前日、仕事で北海道へ行っていて、ろくなものを食べていなかった。夕方までにやらなければならない仕事があり調理パンを一切れ食べた程度で、そのまま羽田空港から新千歳空港へ向かった。夜八時半過ぎ、用意されていたハイヤーに乗り札幌の放送局へ。弁当が用意されているだろうとあてにしていたが、それも外れた。地方の深夜番組で予算がないからあたりまえである。外気は氷点下五度とかで、軽装で来た自分は本番が始まるまでにコンビニへ弁当を買いに行く気にもなれず、空腹のまま深夜の生放送に挑んだ。終了後、出待ちの女性からいただいた焼き菓子の詰め合わせと、コンビニで買ったカップラーメンをホテルで食べ、午前三時に寝た。翌朝ホテルのバイキング形式の朝食で、和食や洋食を食べ過ぎ、東京に戻ってから二件の仕事をこなす間にチェーン店で餃子定食を食べた。小麦粉を油で炒めただけのような餃子はひどいものだった。

と、仕事漬けだった二日間の最後、夜八時に、今回の店へうかがった。ひどい空腹とそれを埋めるための満腹の波で、胃は疲弊していたし、眠気や疲労もひどく、来店した時点で食欲はあまりなかった。

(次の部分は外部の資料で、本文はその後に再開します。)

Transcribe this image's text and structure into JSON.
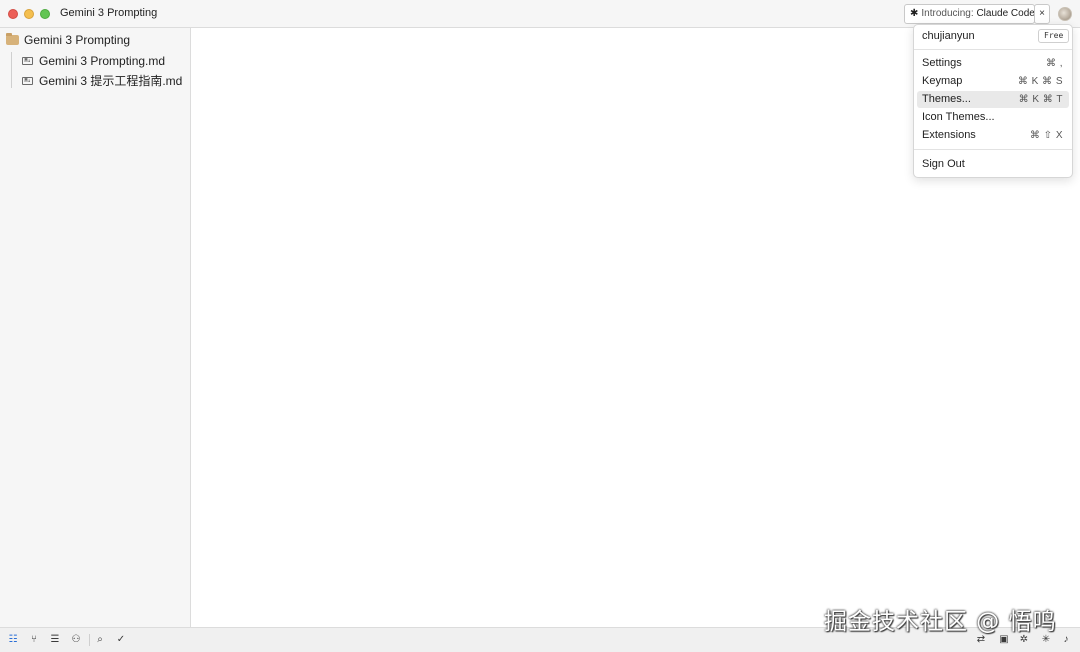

ビールとシャンペンを飲みぼうっとしていると、ふぐ刺しが出された。

歯ごたえがタコに似ている、と思った。しかし二枚三枚と口に運ぶうちに、それを否定した。昔、ふぐ刺を食べたような記憶はあるが、そのときと歯ごたえが全然違う。厚切りなのだ。そして厚切りにされたふぐは、魚ならざる強い歯ごたえを生む。タコやイカほどにはかたくなく、歯ごたえの印象が際だちすぎず、舌先が魚のうまみをちゃんと感じられる余裕がある。

一皿まるまる食べていいとされているから、大量のふぐ刺しを食べながら、ふぐの味について考えていた。

生でもっとコリコリした食感を楽しみたいのであれば、タコの刺身でも食べればいい。そして、うまみ成分がもっとたくさんつまった魚だって、他にある。昨年末にテレビ番組のスタジオで食べた、解体されたばかりのマグロのトロは、脂やうまみが濃厚で、信じられないほど美味しかった。今自分が食べているふぐ刺しには、あれほどの直接的なうまみはない。

しかし、こんなふうな歯ごたえで、こんなふうな種類のうまみがのっている食べ物は、今回が初めてだった。

厚切りにされたふぐ刺の味は、ふぐ刺を食べることでしか味わえない。

人にとっての料理の美味しさとはなんだろうと思った。空腹はどんな料理でもおいしくするし、科学的アプローチでうまみをひきだすメソッドは外食産業や家庭料理の世界で確立されている。つまり、うまみといった数値化しやすいおいしさに関しては、そこら中で飽和状態というわけだ。そんな中で、安くはない金を払ってでも食べる”美味しい料理”とはなんなのか。

つまりは、多様性、なのだと思う。

今回食べたふぐ刺の味は、ふぐ刺を食べることでしか味わえなかった。複雑な調理課程を経るわけでもないシンプルな料理ほど、代えはきかない。ふぐ刺意外にもその後、唐揚げ、鍋、雑炊とたくさん出てきたが、そのどれもが初めての味だった。そしてそれらには似た味がないから、直接的なうまみ成分でおしてくる料理ではないものの、数日経った今でも強烈な記憶として脳に刻み込まれている。